Thinking Inside the Box
A Participatory, Computer-Assisted Approach to Scenario Discovery
Published in: Technological Forecasting and Social Change v. 77, no. 1, Jan. 2010, p. 34-49
Posted on RAND.org on January 01, 2010
Scenarios provide a commonly used and intuitively appealing means to communicate and characterize uncertainty in many decision support applications, but can fall short of their potential especially when used in broad public debates among participants with diverse interests and values. This paper describes a new approach to participatory, computer-assisted scenario development that we call scenario discovery, which aims to address these challenges. The approach defines scenarios as a set of plausible future states of the world that represent vulnerabilities of proposed policies, that is, cases where a policy fails to meet its performance goals.

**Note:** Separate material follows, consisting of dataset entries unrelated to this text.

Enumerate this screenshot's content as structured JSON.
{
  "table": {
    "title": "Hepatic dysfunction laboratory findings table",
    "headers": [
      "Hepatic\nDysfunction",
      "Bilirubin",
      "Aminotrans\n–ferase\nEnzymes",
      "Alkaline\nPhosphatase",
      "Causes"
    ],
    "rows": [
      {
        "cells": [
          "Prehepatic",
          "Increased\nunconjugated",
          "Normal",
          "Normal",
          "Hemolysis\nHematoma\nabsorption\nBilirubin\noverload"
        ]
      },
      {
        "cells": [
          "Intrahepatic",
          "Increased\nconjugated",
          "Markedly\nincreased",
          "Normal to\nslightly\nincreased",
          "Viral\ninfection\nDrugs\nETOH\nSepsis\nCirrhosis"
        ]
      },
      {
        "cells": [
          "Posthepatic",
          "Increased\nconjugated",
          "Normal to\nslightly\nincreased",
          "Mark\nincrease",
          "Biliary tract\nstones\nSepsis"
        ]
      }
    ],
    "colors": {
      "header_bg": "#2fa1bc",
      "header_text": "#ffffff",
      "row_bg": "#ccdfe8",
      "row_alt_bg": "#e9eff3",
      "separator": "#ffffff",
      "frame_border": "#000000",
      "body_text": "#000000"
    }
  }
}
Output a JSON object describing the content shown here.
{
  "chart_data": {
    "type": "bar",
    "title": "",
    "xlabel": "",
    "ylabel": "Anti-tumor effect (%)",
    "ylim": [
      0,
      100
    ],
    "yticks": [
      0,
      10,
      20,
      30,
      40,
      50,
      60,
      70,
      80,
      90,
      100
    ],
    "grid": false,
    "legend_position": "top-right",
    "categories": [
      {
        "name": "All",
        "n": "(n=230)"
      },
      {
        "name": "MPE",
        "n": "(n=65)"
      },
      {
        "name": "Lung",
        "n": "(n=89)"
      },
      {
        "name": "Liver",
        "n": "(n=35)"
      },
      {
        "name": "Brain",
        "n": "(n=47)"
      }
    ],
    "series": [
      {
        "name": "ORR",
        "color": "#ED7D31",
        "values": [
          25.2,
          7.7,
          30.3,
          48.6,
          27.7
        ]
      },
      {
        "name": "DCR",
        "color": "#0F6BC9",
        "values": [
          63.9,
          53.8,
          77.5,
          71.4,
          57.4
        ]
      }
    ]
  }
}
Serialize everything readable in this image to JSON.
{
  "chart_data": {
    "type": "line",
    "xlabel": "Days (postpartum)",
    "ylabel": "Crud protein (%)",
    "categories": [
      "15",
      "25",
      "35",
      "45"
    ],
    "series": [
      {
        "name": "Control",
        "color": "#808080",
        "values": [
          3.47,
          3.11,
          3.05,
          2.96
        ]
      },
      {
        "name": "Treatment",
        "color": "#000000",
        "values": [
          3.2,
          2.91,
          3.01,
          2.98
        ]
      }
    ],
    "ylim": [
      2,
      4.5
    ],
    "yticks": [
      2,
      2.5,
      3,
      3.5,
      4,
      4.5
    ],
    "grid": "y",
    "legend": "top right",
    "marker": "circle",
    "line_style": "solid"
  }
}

Scenario discovery characterizes such sets by helping users to apply statistical or data-mining algorithms to databases of simulation-model-generated results in order to identify easy-to-interpret combinations of uncertain model input parameters that are highly predictive of these policy-relevant cases. The approach has already proved successful in several high impact policy studies. This paper systematically describes the scenario discovery concept and its implementation, presents statistical tests to evaluate the resulting scenarios, and demonstrates the approach on an example policy problem involving the efficacy of a proposed U.S. renewable energy standard. The paper also describes how scenario discovery appears to address several outstanding challenges faced when applying traditional scenario approaches in contentious public debates.